Lalu wali kedua yang juga familiar di sejarah walisongo yaitu Sunan Kalijaga. Memiliki nama asli Raden Mas Said, masa muda beliau ternyata dilalui secara gelap. Beliau pernah menjadi perampok yang akan memberikan hasil rampoknya terhadap masyarakat yang memerlukan. Akan namun, beliau disadarkan dikala akan merampok Sunan Bonang dan mulai menjadi muridnya. Sunan Kalijaga sendiri bisa dibilang unik dalam menyebarkan agama Islam. www.sikoplak.xyz mencoba untuk menghargai tradisi lokal dan mengerjakan dakwah secara berjenjang. Beliau lebih menekankan dakwah lewat kesenian seperti wayang, seni ukir, nyanyian, dan juga gamelan. Nyanyian Lir Ilir dan Gundul-plontos Pacul sendiri diandalkan sebagai buatan beliau.
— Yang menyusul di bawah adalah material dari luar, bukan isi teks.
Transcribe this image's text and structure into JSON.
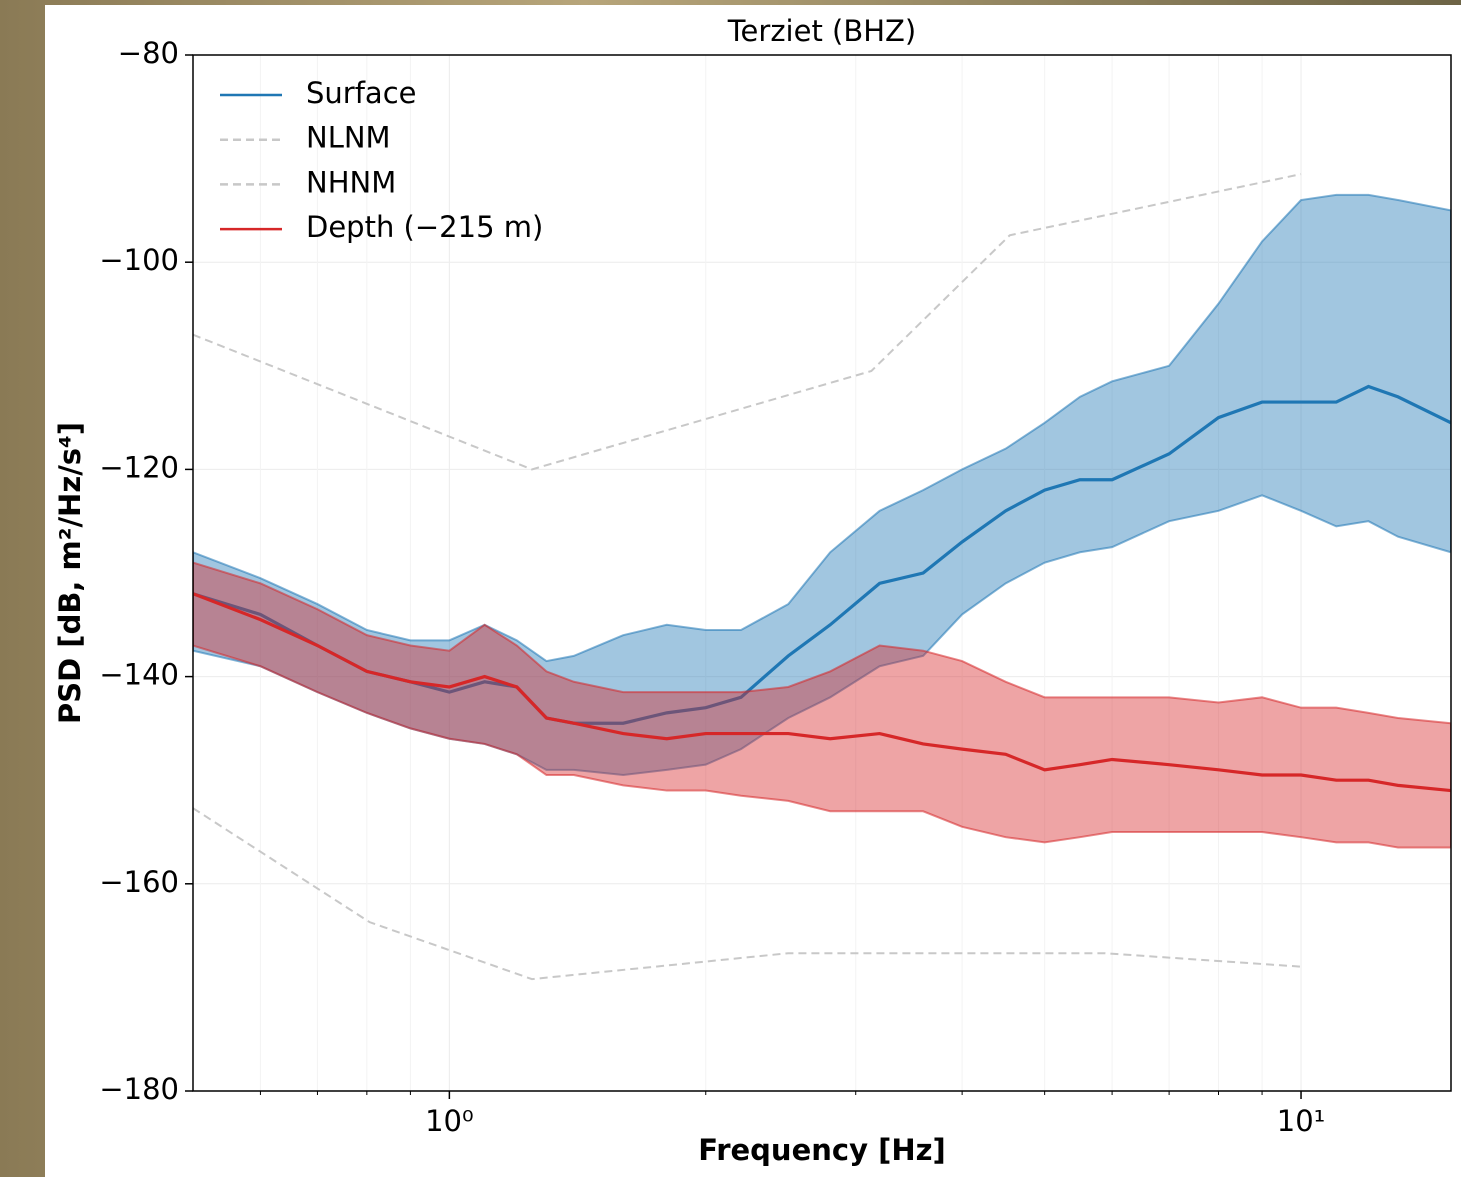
{
  "chart_data": {
    "type": "line",
    "title": "Terziet (BHZ)",
    "x_label": "Frequency [Hz]",
    "y_label": "PSD [dB, m²/Hz/s⁴]",
    "xscale": "log",
    "xlim": [
      0.5,
      15
    ],
    "ylim": [
      -180,
      -80
    ],
    "xticks": [
      {
        "value": 1,
        "label": "10⁰"
      },
      {
        "value": 10,
        "label": "10¹"
      }
    ],
    "xminorticks": [
      0.6,
      0.7,
      0.8,
      0.9,
      2,
      3,
      4,
      5,
      6,
      7,
      8,
      9
    ],
    "yticks": [
      {
        "value": -80,
        "label": "−80"
      },
      {
        "value": -100,
        "label": "−100"
      },
      {
        "value": -120,
        "label": "−120"
      },
      {
        "value": -140,
        "label": "−140"
      },
      {
        "value": -160,
        "label": "−160"
      },
      {
        "value": -180,
        "label": "−180"
      }
    ],
    "grid": true,
    "legend": "upper left",
    "series": [
      {
        "name": "Surface",
        "color": "#1f77b4",
        "linestyle": "solid",
        "x": [
          0.5,
          0.6,
          0.7,
          0.8,
          0.9,
          1.0,
          1.1,
          1.2,
          1.3,
          1.4,
          1.6,
          1.8,
          2.0,
          2.2,
          2.5,
          2.8,
          3.2,
          3.6,
          4.0,
          4.5,
          5.0,
          5.5,
          6.0,
          7.0,
          8.0,
          9.0,
          10,
          11,
          12,
          13,
          15
        ],
        "values": [
          -132,
          -134,
          -137,
          -139.5,
          -140.5,
          -141.5,
          -140.5,
          -141,
          -144,
          -144.5,
          -144.5,
          -143.5,
          -143,
          -142,
          -138,
          -135,
          -131,
          -130,
          -127,
          -124,
          -122,
          -121,
          -121,
          -118.5,
          -115,
          -113.5,
          -113.5,
          -113.5,
          -112,
          -113,
          -115.5
        ],
        "upper": [
          -128,
          -130.5,
          -133,
          -135.5,
          -136.5,
          -136.5,
          -135,
          -136.5,
          -138.5,
          -138,
          -136,
          -135,
          -135.5,
          -135.5,
          -133,
          -128,
          -124,
          -122,
          -120,
          -118,
          -115.5,
          -113,
          -111.5,
          -110,
          -104,
          -98,
          -94,
          -93.5,
          -93.5,
          -94,
          -95
        ],
        "lower": [
          -137.5,
          -139,
          -141.5,
          -143.5,
          -145,
          -146,
          -146.5,
          -147.5,
          -149,
          -149,
          -149.5,
          -149,
          -148.5,
          -147,
          -144,
          -142,
          -139,
          -138,
          -134,
          -131,
          -129,
          -128,
          -127.5,
          -125,
          -124,
          -122.5,
          -124,
          -125.5,
          -125,
          -126.5,
          -128
        ]
      },
      {
        "name": "NLNM",
        "color": "#c8c8c8",
        "linestyle": "dashed",
        "x": [
          0.5,
          0.806,
          1.25,
          2.5,
          5.88,
          10
        ],
        "values": [
          -152.7,
          -163.7,
          -169.2,
          -166.7,
          -166.7,
          -168.0
        ]
      },
      {
        "name": "NHNM",
        "color": "#c8c8c8",
        "linestyle": "dashed",
        "x": [
          0.5,
          1.25,
          3.13,
          4.55,
          10
        ],
        "values": [
          -107,
          -120,
          -110.5,
          -97.4,
          -91.5
        ]
      },
      {
        "name": "Depth (−215 m)",
        "color": "#d62728",
        "linestyle": "solid",
        "x": [
          0.5,
          0.6,
          0.7,
          0.8,
          0.9,
          1.0,
          1.1,
          1.2,
          1.3,
          1.4,
          1.6,
          1.8,
          2.0,
          2.2,
          2.5,
          2.8,
          3.2,
          3.6,
          4.0,
          4.5,
          5.0,
          5.5,
          6.0,
          7.0,
          8.0,
          9.0,
          10,
          11,
          12,
          13,
          15
        ],
        "values": [
          -132,
          -134.5,
          -137,
          -139.5,
          -140.5,
          -141,
          -140,
          -141,
          -144,
          -144.5,
          -145.5,
          -146,
          -145.5,
          -145.5,
          -145.5,
          -146,
          -145.5,
          -146.5,
          -147,
          -147.5,
          -149,
          -148.5,
          -148,
          -148.5,
          -149,
          -149.5,
          -149.5,
          -150,
          -150,
          -150.5,
          -151
        ],
        "upper": [
          -129,
          -131,
          -133.5,
          -136,
          -137,
          -137.5,
          -135,
          -137,
          -139.5,
          -140.5,
          -141.5,
          -141.5,
          -141.5,
          -141.5,
          -141,
          -139.5,
          -137,
          -137.5,
          -138.5,
          -140.5,
          -142,
          -142,
          -142,
          -142,
          -142.5,
          -142,
          -143,
          -143,
          -143.5,
          -144,
          -144.5
        ],
        "lower": [
          -137,
          -139,
          -141.5,
          -143.5,
          -145,
          -146,
          -146.5,
          -147.5,
          -149.5,
          -149.5,
          -150.5,
          -151,
          -151,
          -151.5,
          -152,
          -153,
          -153,
          -153,
          -154.5,
          -155.5,
          -156,
          -155.5,
          -155,
          -155,
          -155,
          -155,
          -155.5,
          -156,
          -156,
          -156.5,
          -156.5
        ]
      }
    ]
  }
}
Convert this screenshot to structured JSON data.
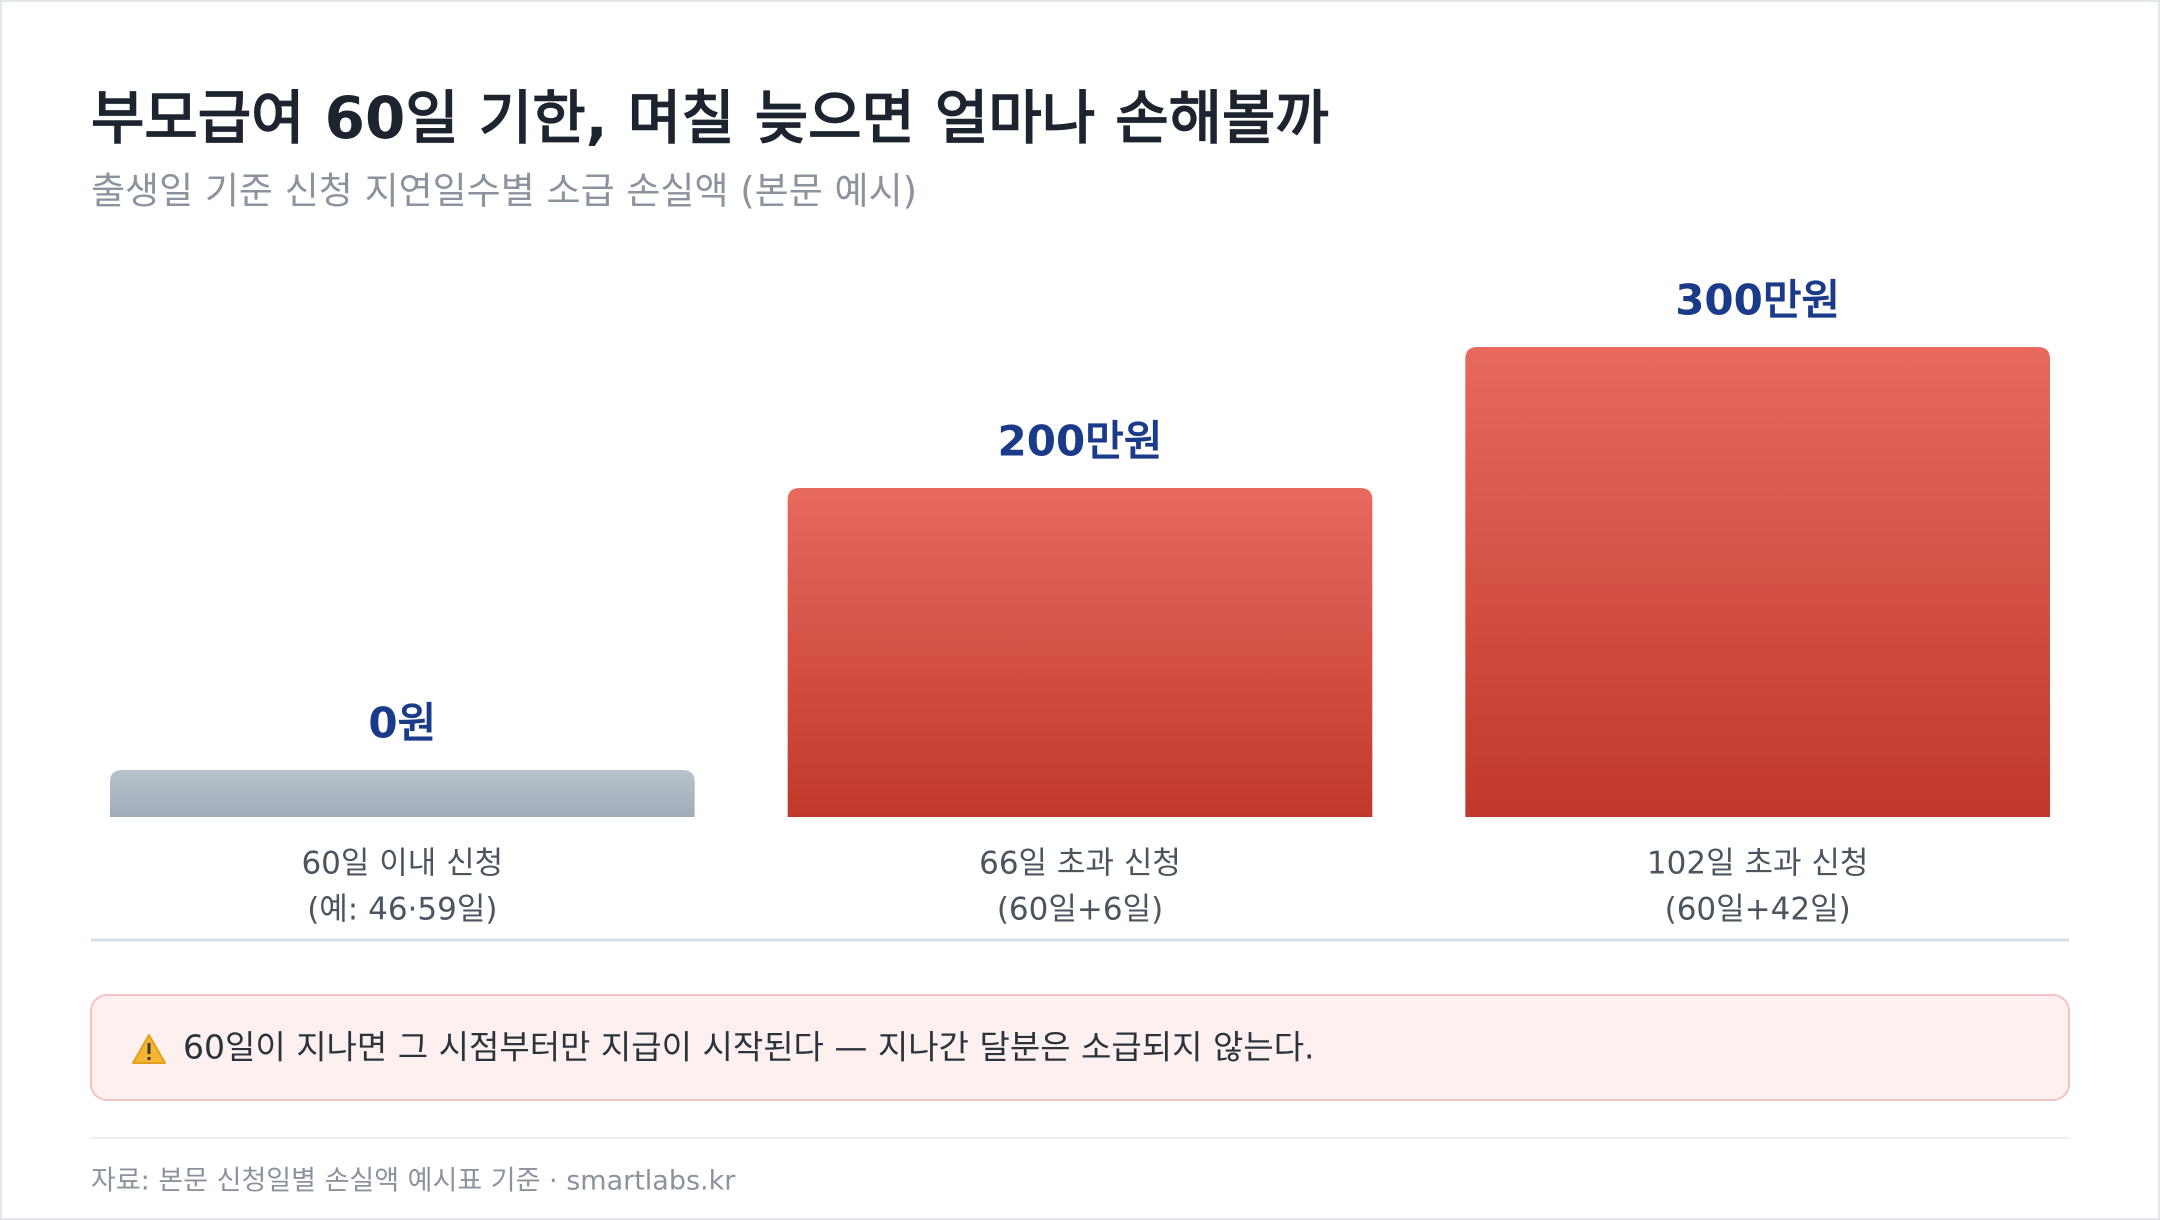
{
  "chart_data": {
    "type": "bar",
    "title": "부모급여 60일 기한, 며칠 늦으면 얼마나 손해볼까",
    "subtitle": "출생일 기준 신청 지연일수별 소급 손실액 (본문 예시)",
    "categories": [
      "60일 이내 신청",
      "66일 초과 신청",
      "102일 초과 신청"
    ],
    "category_notes": [
      "(예: 46·59일)",
      "(60일+6일)",
      "(60일+42일)"
    ],
    "values": [
      0,
      200,
      300
    ],
    "value_labels": [
      "0원",
      "200만원",
      "300만원"
    ],
    "colors": [
      "#aab5c1",
      "#d9493c",
      "#d9493c"
    ],
    "note": "60일이 지나면 그 시점부터만 지급이 시작된다 — 지나간 달분은 소급되지 않는다.",
    "source": "자료: 본문 신청일별 손실액 예시표 기준 · smartlabs.kr"
  }
}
Yang berikutnya yakni Sunan Kudus. Bernama absah Sayyid Ja’far Shadiq, beliau dipercaya berasal dari Palestina. Sunan Kudus sendiri diketahui banyak menimba ilmu dengan Sunan Kalijaga. Karenanya tak heran sekiranya jalan dakwah yang diambil beliau tidak jauh berbeda dengan Sunan Kalijaga. Beliau sendiri mengedepankan toleransi kepada kebiasaan setempat. Tak heran, beliau menerima simpati dari masyarakat setempat. Langkah akulturasi ini tentunya berhasil dalam menarik jumlah pemeluk Islam di tempat hal yang demikian. Salah satu peninggalan beliau yang terkenal merupakan Mesjid Menara Kudus yang bergaya unik dan menjadi ikon di kota Kudus.

Itulah tadi cerita beberapa wali yang turut menyebarkan agama Islam di pulau Jawa. Dengan mempelajari sejarah walisongo, tentunya semakin membikin kita paham kalau perjuangan mereka dalam menyebarkan agama Islam di Indonesia patut kita teladani.